En rétrécissant, la seule chose qui semblait avoir changé en Tuatha était que son immense chevelure noire s’était détachée et lui recouvrait la quasi-totalité du corps. Son masque (ou bien son visage ?) ressortait d’autant plus de cette masse sombre, et, plus étonnant encore, ses membres qui dépassaient de cette masse de cheveux étaient d’un blanc tout aussi éclatant. Ils semblaient taillés dans la même matière que son visage (ou bien son masque ?) lui donnant l’allure d’une étrange poupée qu’on utilise pour les rituels.

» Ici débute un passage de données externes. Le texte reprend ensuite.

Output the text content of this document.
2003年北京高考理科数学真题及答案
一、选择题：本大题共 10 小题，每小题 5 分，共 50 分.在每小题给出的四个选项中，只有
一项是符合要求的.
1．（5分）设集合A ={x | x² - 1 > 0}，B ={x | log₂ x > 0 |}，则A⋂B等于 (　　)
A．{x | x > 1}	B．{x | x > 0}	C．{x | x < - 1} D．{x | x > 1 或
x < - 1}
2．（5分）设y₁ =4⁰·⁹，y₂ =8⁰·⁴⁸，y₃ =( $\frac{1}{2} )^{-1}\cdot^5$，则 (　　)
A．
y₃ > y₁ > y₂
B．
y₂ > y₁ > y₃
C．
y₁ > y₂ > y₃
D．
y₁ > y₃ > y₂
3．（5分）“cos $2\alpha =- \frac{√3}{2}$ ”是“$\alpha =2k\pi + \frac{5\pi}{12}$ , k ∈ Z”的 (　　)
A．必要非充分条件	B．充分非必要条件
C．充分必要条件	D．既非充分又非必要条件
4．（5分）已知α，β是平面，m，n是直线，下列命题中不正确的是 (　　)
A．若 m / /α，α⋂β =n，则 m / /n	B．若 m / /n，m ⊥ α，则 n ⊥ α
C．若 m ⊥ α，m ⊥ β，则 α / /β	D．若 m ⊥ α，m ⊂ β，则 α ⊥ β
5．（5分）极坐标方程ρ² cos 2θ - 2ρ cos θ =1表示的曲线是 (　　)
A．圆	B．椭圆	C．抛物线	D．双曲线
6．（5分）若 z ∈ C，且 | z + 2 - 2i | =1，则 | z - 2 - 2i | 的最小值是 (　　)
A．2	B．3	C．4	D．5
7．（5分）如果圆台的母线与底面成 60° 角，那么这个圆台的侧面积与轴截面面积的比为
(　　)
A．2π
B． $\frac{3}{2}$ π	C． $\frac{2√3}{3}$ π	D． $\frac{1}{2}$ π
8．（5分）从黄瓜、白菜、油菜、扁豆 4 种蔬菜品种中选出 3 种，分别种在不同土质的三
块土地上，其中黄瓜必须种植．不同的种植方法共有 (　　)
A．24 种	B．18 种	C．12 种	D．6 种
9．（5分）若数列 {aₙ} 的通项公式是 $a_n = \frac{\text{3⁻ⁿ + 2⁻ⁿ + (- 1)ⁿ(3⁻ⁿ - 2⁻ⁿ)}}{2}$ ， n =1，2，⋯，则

-Vous êtes d’une beauté extraordinaire, dame Tuatha, dit Gersimi, à la fois impressionnée et éblouie par ce qu’elle voyait.
Arrivée au sommet de la chausse, elle put observer les branches de l’arbre mener un combat effréné contre le chevalier, qui, vu depuis une hauteur de chausse, ressemblait à un Jotun colossal.
-Tu vas pouvoir courir sans chaussures ? demanda Tuatha.
-Je suis peut-être humaine, mais je ne suis pas si fragile, rétorqua Gersimi. -Alors en route.